Die Lösung: Larvae Belt

Das Larvae Belt-System von WEDA reduziert diese komplexen Arbeitsschritte auf ein vollautomatisiertes und hocheffizientes Verfahren. Die Larven werden auf offenen Förderbändern ähnlich den Trockenkotbändern in der Legehennenhaltung anstatt in Kisten gemästet. Eine spezielle Rinnenform des Larvae Belt sorgt dafür, dass weder Substrat noch Larven seitlich abfallen können. Bei einer Füllhöhe von 60 Millimetern pro Belt werden etwa 75 Liter Futtersubstrat pro Meter gefüttert und anschliessend mit Larven besetzt. Danach werden die Larvae Belts angehalten und die Larven können sich etwa 7-10 Tage entwickeln. Danach wird das Larvae Belt wieder gestartet und die erntebereiten Larven fallen zusammen mit dem Frass auf ein Querförderband, welches sie dem nachgelagerten Prozessschritt übergibt.

Idealerweise werden in einer Insektenproduktion je nach Raumhöhe 6-12 Larvae Belts übereinander montiert und mehrere solcher Einheiten nebeneinandergestellt. Es entsteht eine Art Regalsystem als Mastanlage mit einer Länge bis zu etwa 50 Metern.

  • Larvae Belt_Zeichnung_1
  • Larvae Belt_Zeichnung_2_Details

Funktionsweise des Larvae Belt:


1. Fütterung: 
Das pumpfähige Futter wird zunächst durch ein Dosierventil auf das laufende Förderband gegeben. Die Dosiermenge ist an die Geschwindigkeit des Dosierbandes angepasst. Dadurch wird das Band gleichmäßig bis zum Ende des Bandes mit Substrat gefüllt.

2. Larvenbesatz: 
Kurz danach werden die Junglarven auf das Band gefördert.

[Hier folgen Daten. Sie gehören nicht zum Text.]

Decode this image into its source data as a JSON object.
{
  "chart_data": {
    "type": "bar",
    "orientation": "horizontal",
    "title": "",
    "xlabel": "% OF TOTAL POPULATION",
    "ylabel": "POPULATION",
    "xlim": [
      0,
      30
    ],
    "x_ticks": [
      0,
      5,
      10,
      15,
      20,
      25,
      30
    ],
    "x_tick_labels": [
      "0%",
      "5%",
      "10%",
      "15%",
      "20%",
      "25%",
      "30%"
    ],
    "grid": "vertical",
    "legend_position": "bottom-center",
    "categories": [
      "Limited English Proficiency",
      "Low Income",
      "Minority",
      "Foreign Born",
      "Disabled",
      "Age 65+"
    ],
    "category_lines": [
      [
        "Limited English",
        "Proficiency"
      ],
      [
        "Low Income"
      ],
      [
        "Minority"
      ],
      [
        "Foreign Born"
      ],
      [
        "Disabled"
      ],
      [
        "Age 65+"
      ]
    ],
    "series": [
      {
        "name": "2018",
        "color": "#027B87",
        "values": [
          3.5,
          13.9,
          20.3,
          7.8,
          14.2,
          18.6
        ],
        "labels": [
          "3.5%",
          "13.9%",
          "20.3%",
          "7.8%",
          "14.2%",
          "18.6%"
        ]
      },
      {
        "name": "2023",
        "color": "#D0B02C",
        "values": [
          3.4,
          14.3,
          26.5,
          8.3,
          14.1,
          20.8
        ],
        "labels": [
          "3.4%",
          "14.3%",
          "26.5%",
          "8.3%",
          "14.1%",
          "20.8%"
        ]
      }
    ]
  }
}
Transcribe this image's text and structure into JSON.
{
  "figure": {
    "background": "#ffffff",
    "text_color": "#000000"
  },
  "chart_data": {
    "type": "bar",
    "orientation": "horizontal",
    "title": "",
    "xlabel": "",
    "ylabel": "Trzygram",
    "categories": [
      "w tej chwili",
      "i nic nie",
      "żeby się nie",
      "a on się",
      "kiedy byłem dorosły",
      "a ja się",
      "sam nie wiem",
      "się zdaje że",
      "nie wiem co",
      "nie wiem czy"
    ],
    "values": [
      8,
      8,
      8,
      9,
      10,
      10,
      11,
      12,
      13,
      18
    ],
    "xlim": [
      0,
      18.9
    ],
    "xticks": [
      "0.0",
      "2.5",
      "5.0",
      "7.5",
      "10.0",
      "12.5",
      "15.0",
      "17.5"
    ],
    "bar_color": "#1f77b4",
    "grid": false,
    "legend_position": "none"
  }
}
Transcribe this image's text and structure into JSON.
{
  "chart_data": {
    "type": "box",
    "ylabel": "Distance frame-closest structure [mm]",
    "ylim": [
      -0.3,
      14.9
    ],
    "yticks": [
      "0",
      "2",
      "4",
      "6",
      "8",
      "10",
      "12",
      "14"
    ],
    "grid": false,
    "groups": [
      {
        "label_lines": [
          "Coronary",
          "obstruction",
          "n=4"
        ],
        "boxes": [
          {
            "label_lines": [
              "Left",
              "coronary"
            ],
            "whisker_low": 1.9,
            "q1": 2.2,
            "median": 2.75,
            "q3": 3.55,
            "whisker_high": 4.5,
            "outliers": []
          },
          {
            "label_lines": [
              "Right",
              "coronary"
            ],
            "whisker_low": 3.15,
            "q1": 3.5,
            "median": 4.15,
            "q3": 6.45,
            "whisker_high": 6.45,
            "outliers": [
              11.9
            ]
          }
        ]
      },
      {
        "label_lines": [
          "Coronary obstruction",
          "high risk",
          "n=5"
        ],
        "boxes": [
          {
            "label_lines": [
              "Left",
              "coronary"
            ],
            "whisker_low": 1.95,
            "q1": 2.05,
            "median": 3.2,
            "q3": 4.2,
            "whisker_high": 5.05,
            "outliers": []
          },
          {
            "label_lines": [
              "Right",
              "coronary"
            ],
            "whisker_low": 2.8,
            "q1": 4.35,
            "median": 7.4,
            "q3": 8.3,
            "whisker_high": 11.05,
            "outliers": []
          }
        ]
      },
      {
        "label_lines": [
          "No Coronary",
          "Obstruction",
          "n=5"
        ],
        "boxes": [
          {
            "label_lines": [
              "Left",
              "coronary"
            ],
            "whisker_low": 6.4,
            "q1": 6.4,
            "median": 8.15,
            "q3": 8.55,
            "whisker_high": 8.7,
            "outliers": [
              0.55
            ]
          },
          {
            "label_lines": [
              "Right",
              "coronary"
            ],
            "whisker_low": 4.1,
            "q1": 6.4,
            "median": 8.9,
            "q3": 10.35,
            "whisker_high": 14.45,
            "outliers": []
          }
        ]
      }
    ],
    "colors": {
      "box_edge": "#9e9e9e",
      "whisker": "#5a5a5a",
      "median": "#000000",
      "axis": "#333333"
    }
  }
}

Larven und Substrat können aufgrund der speziellen Rinnenform des Transportbandes nicht vom Band fallen.

3. Mast:
Während der Mastphase steht das Larvae Belt still, damit die Larven Zeit haben, zu wachsen. Durch den Abstand von 30 cm zwischen den Bändern ist eine sehr gute Belüftung möglich. Der Gang zwischen den „Regalreihen“ dient zusätzlich als Zuluftkanal.

4. Ernte:
Am Ende der Mastzeit wird das Band wieder gestartet und die erntebereiten Larven, die zu Mastbeginn vorne aufgesetzt wurden, fallen mitsamt dem Frass auf ein Querförderband und werden direkt zur Weiterverarbeitung geführt.

Vorteile des Larvae Belt-Systems:

  • Einfachheit und Kosteneffizienz: Die Konstruktion ist simpel und kostengünstig, wodurch hohe Anschaffungskosten und komplexe Wartungsprozesse entfallen.
  • Maximale Effizienz pro Quadratmeter: Das System kann in mehreren Etagen übereinander gebaut und modular erweitert werden, was eine optimale Raumnutzung ermöglicht.
  • Reduzierte Arbeitskosten: Keine teuren Roboter oder zusätzliche Mitarbeiter für das Handling notwendig.
  • Nachhaltigkeit: Der Verzicht auf Plastikkisten reduziert erheblich den anfallenden Plastikmüll und spart wiederkehrende Investitionen von bis zu 800.000 Euro alle 2-3 Jahre.